Even the New York Times, winner of another four Pulitzer Prizes today, can't seem to get it right consistently on Iran. It's falling for for the fishy-smelling kind of yellow-cake, aluminum tube stuff that led it to cheerlead the Iraq invasion. The collective sins of our media already have built some things that don't exist into terrifying bogeymen. "Iran's nuclear program" is the same kind of "threat" to U.S. national security that Iraq's "WMDs" were. There are still far-right Americans who believe in the latter; "we just haven't found 'em yet." The media drumbeat has endowed the former with a similar potential for horror that it doesn't possess.
For example, Robert Jervis, a professor of foreign policy at Columbia and a member of the Saltzman Institute of War and Peace Studies, recently called "for the United States to resign itself to Iran's development of nuclear weapons and to focus on deterring the Islamic Republic from ever using them." The entire section that follows in his essay is based upon the absolutely unproved assumption that Iran is, or is trying to, develop nuclear weapons.
Later in the piece, Jervis gives us this: "In practice, (we have) only two tools for dealing with Iran's advancing nuclear program: threats and promises, the melding of which the political scientist Alexander George labeled 'coercive diplomacy.' To succeed in halting Iran's progress toward a bomb, the United States will have to combine the two, not simply alternate between them."
Advancing nuclear program? Progress toward a bomb? Under the desks, kids!

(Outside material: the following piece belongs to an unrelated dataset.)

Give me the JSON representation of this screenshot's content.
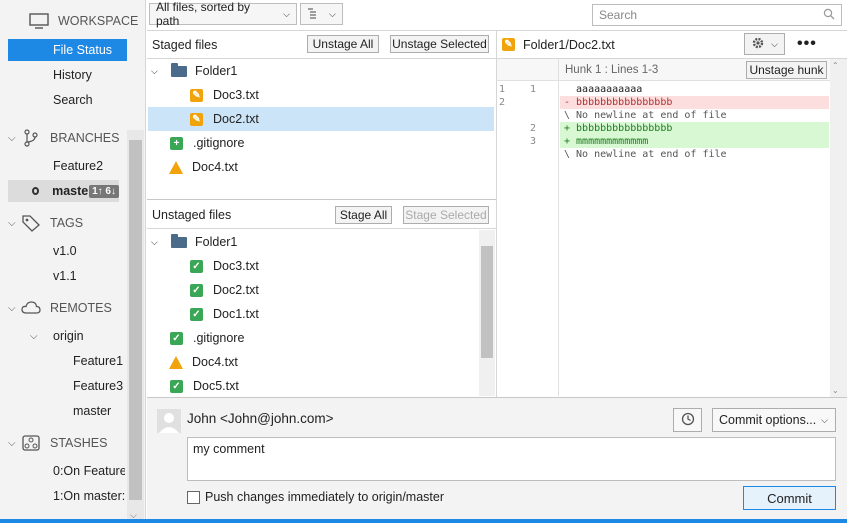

Iran's "nuclear program" is not a lot different now from what it was after the U.S. gave the country nuclear capability and technology when our Good Buddy the Shah was running things, not always for the peace and comfort of the Irani masses. Its facilities -- including the bogeyman in the bunker at Fordow -- produce 20% enriched uranium This grade is fine for nuclear power generating plants like the one at Bushehr. But as for making a weapon, forget it. In fact, the U.S. "Atoms for Peace" jump start led to Iran's developing some of the finest medical research and treatment facilities in the Middle East. Iran could only continue those things, after the U.S. embargo grew tighter and tighter, by using its own material, or what it could get past the embargo from places like Niger. Hence the two new uranium mines in Iran, which the U.S. duly "decried" during G5+1. Hence President Ahmadinejad's shopping trip to Niger after G5+1.
A Nigerian official said, "We are a sovereign state and will deal with who we want. Our uranium, our oil, we are going to sell them to who we want."
Meanwhile, there was diplomacy going on over the weekend, despite the silence of the New York Times, the talking heads and the rest of the U.S. media. The EU powers offered unspecified relaxation of some portions of the embargo that is crippling Iran's economy, if the Islamic republic would stop 20% production, ship the existing stockpile out of the country and close down Fordow. That is, give away everything for a mess of pottage.
But it sounds like a negotiation. At least it's not Shock and Awe. Until it is, the U.S. media will continue to ignore it or misrepresent it.